Two services (task, notify) and two agents. The conductor owns task; comms owns notify. Ask the conductor to create some tasks and notify someone, and watch intent split across the system:

go
comms := micro.NewAgent("comms",
	micro.AgentServices("notify"),
	micro.AgentPrompt("You handle outbound notifications."),
	micro.AgentProvider("anthropic"),
	micro.AgentAPIKey(key),
)
go comms.Run()

conductor := micro.NewAgent("conductor",
	micro.AgentServices("task"),
	micro.AgentPrompt(
		"For multi-step requests, call the plan tool first. "+
			"For notifications, delegate to the \"comms\" agent (to: \"comms\")."),
	micro.AgentProvider("anthropic"),
	micro.AgentAPIKey(key),
)

resp, _ := conductor.Ask(ctx,
	"Create three launch tasks: Design, Build, and Ship. "+
		"Then make sure [email protected] is notified that the launch plan is ready.")

A typical run:

→ plan({"steps":[{"task":"create Design task","status":"pending"}, ...]})
→ task_TaskService_Add({"title":"Design"})
→ task_TaskService_Add({"title":"Build"})
→ task_TaskService_Add({"title":"Ship"})
→ delegate({"task":"Notify [email protected] that the launch plan is ready","to":"comms"})
  📨 notify: [email protected] message="The launch plan is ready"

The conductor never learned how to send a notification. It learned who does. comms handled it with its own service, in its own context, over RPC — exactly the distributed-intelligence picture from blog 15, now driven by the agent itself rather than a router.

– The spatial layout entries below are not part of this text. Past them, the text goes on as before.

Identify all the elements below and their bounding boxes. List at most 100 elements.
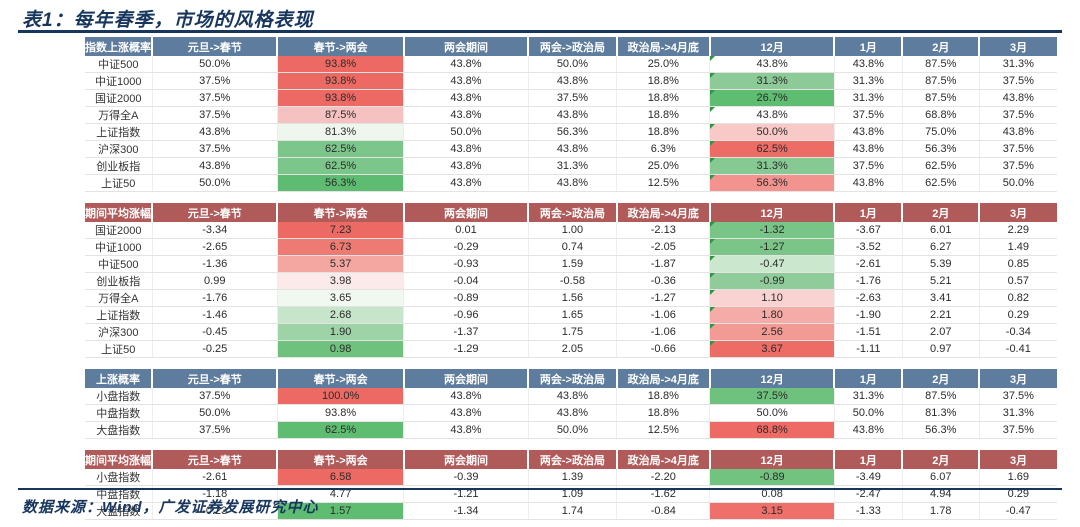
column-header: 春节->两会 xyxy=(277,450,405,469)
row-label: 上证指数 xyxy=(85,306,153,324)
flag-triangle-icon xyxy=(710,141,716,146)
table-row: 沪深300 37.5% 62.5% 43.8% 43.8% 6.3% 62.5% 43.8% 5… xyxy=(85,140,1057,158)
data-cell: 37.5% xyxy=(979,421,1057,439)
column-header: 春节->两会 xyxy=(277,203,405,222)
data-cell: 31.3% xyxy=(834,72,903,90)
data-cell: 56.3% xyxy=(709,174,835,192)
data-cell: 31.3% xyxy=(979,56,1057,73)
data-cell: 3.65 xyxy=(277,289,405,307)
data-cell: -1.06 xyxy=(616,306,711,324)
data-cell: 6.3% xyxy=(616,140,711,158)
data-cell: -0.23 xyxy=(152,502,278,520)
data-cell: 1.75 xyxy=(528,323,618,341)
table-name-cell: 指数上涨概率 xyxy=(85,37,154,56)
data-cell: -0.04 xyxy=(403,272,529,290)
data-cell: 43.8% xyxy=(403,89,529,107)
data-cell: 37.5% xyxy=(709,388,835,405)
data-cell: 43.8% xyxy=(403,388,529,405)
data-cell: 50.0% xyxy=(528,421,618,439)
data-cell: 87.5% xyxy=(277,106,405,124)
data-cell: 3.15 xyxy=(709,502,835,520)
flag-triangle-icon xyxy=(710,90,716,95)
flag-triangle-icon xyxy=(710,73,716,78)
column-header: 12月 xyxy=(709,203,836,222)
column-header: 两会期间 xyxy=(403,450,530,469)
table-row: 上证指数 -1.46 2.68 -0.96 1.65 -1.06 1.80 -1.90 2.21… xyxy=(85,306,1057,324)
data-cell: -0.47 xyxy=(979,502,1057,520)
data-cell: 0.99 xyxy=(152,272,278,290)
data-cell: -0.45 xyxy=(152,323,278,341)
data-cell: 43.8% xyxy=(152,123,278,141)
row-label: 大盘指数 xyxy=(85,421,153,439)
row-label: 国证2000 xyxy=(85,222,153,239)
table-row: 小盘指数 -2.61 6.58 -0.39 1.39 -2.20 -0.89 -3.49 6.0… xyxy=(85,469,1057,486)
column-header: 2月 xyxy=(902,37,981,56)
column-header: 元旦->春节 xyxy=(152,37,279,56)
data-cell: -1.27 xyxy=(616,289,711,307)
data-cell: 81.3% xyxy=(277,123,405,141)
data-cell: 7.23 xyxy=(277,222,405,239)
data-cell: 43.8% xyxy=(979,123,1057,141)
column-header: 3月 xyxy=(979,369,1057,388)
column-header: 3月 xyxy=(979,37,1057,56)
data-cell: -1.29 xyxy=(403,340,529,358)
data-cell: 62.5% xyxy=(902,174,980,192)
row-label: 创业板指 xyxy=(85,157,153,175)
data-cell: -0.41 xyxy=(979,340,1057,358)
row-label: 中证500 xyxy=(85,56,153,73)
table-row: 小盘指数 37.5% 100.0% 43.8% 43.8% 18.8% 37.5% 31.3%… xyxy=(85,388,1057,405)
data-cell: 3.41 xyxy=(902,289,980,307)
data-cell: 37.5% xyxy=(152,388,278,405)
data-cell: 43.8% xyxy=(834,140,903,158)
data-cell: 43.8% xyxy=(403,106,529,124)
data-cell: -0.58 xyxy=(528,272,618,290)
data-cell: 18.8% xyxy=(616,123,711,141)
data-cell: 25.0% xyxy=(616,56,711,73)
data-cell: 43.8% xyxy=(403,421,529,439)
column-header: 1月 xyxy=(834,450,904,469)
data-cell: 43.8% xyxy=(528,174,618,192)
column-header: 两会->政治局 xyxy=(528,37,618,56)
data-cell: -0.89 xyxy=(709,469,835,486)
data-cell: 43.8% xyxy=(709,56,835,73)
data-cell: 56.3% xyxy=(277,174,405,192)
data-cell: 93.8% xyxy=(277,72,405,90)
data-cell: 1.80 xyxy=(709,306,835,324)
flag-triangle-icon xyxy=(710,175,716,180)
column-header: 12月 xyxy=(709,369,836,388)
data-cell: -1.34 xyxy=(403,502,529,520)
data-cell: 75.0% xyxy=(902,123,980,141)
data-cell: 0.57 xyxy=(979,272,1057,290)
data-cell: -2.63 xyxy=(834,289,903,307)
row-label: 大盘指数 xyxy=(85,502,153,520)
table-row: 上证50 50.0% 56.3% 43.8% 43.8% 12.5% 56.3% 43.8% 6… xyxy=(85,174,1057,192)
data-cell: 0.98 xyxy=(277,340,405,358)
data-cell: 1.59 xyxy=(528,255,618,273)
data-cell: -2.61 xyxy=(152,469,278,486)
title-divider xyxy=(18,30,1062,33)
data-cell: -2.05 xyxy=(616,238,711,256)
header-row: 指数上涨概率 元旦->春节 春节->两会 两会期间 两会->政治局 政治局->4月底 12月… xyxy=(85,37,1057,56)
table-row: 创业板指 0.99 3.98 -0.04 -0.58 -0.36 -0.99 -1.76 5.2… xyxy=(85,272,1057,290)
data-cell: -1.06 xyxy=(616,323,711,341)
data-cell: 6.58 xyxy=(277,469,405,486)
data-cell: 43.8% xyxy=(709,106,835,124)
data-cell: -3.67 xyxy=(834,222,903,239)
stat-table-1: 指数上涨概率 元旦->春节 春节->两会 两会期间 两会->政治局 政治局->4月底 12月… xyxy=(85,37,1057,192)
data-cell: 50.0% xyxy=(403,123,529,141)
data-cell: -0.66 xyxy=(616,340,711,358)
data-cell: 43.8% xyxy=(528,388,618,405)
data-cell: -0.39 xyxy=(403,469,529,486)
data-cell: -2.65 xyxy=(152,238,278,256)
row-label: 小盘指数 xyxy=(85,388,153,405)
data-cell: -0.29 xyxy=(403,238,529,256)
data-cell: 37.5% xyxy=(979,72,1057,90)
data-cell: 100.0% xyxy=(277,388,405,405)
column-header: 元旦->春节 xyxy=(152,369,279,388)
column-header: 两会期间 xyxy=(403,37,530,56)
data-cell: 2.68 xyxy=(277,306,405,324)
data-cell: 1.65 xyxy=(528,306,618,324)
data-cell: 2.05 xyxy=(528,340,618,358)
data-cell: -3.49 xyxy=(834,469,903,486)
data-cell: 43.8% xyxy=(403,404,529,422)
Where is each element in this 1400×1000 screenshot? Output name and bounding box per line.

The full runnable code is in examples/agent-plan-delegate. Set any provider key (ANTHROPIC_API_KEY, OPENAI_API_KEY, …) and go run main.go.

Why it's only two tools

It would have been easy to ship a planning engine, a sub-agent scheduler, a delegation graph. We didn't, on purpose. Every one of those is a new abstraction to learn and maintain, and Go Micro's bet has been consistent since we went all in on AI: services are the only abstraction, the LLM calls them as tools, and an agent's own capabilities are no exception.

plan and delegate are two small tools added to mechanisms that already existed — the store, and agent-to-agent RPC. That's the entire feature. It's also why there's nothing to configure: if you've written a micro.NewAgent, you already have them.

Getting started

The fastest way to see it end to end is the runnable example in the repo — it has the module set up and both agents wired:

bash
git clone https://github.com/micro/go-micro
cd go-micro/examples/agent-plan-delegate
export ANTHROPIC_API_KEY=sk-ant-...    # or OPENAI_API_KEY, GEMINI_API_KEY, ...
go run main.go

To start from scratch in your own project, use the smallest-agent snippet above (go mod init + go get go-micro.dev/v5).

Read the Plan & Delegate guide for the full reference, or the agent patterns guide for where this fits among the other ways to build with agents.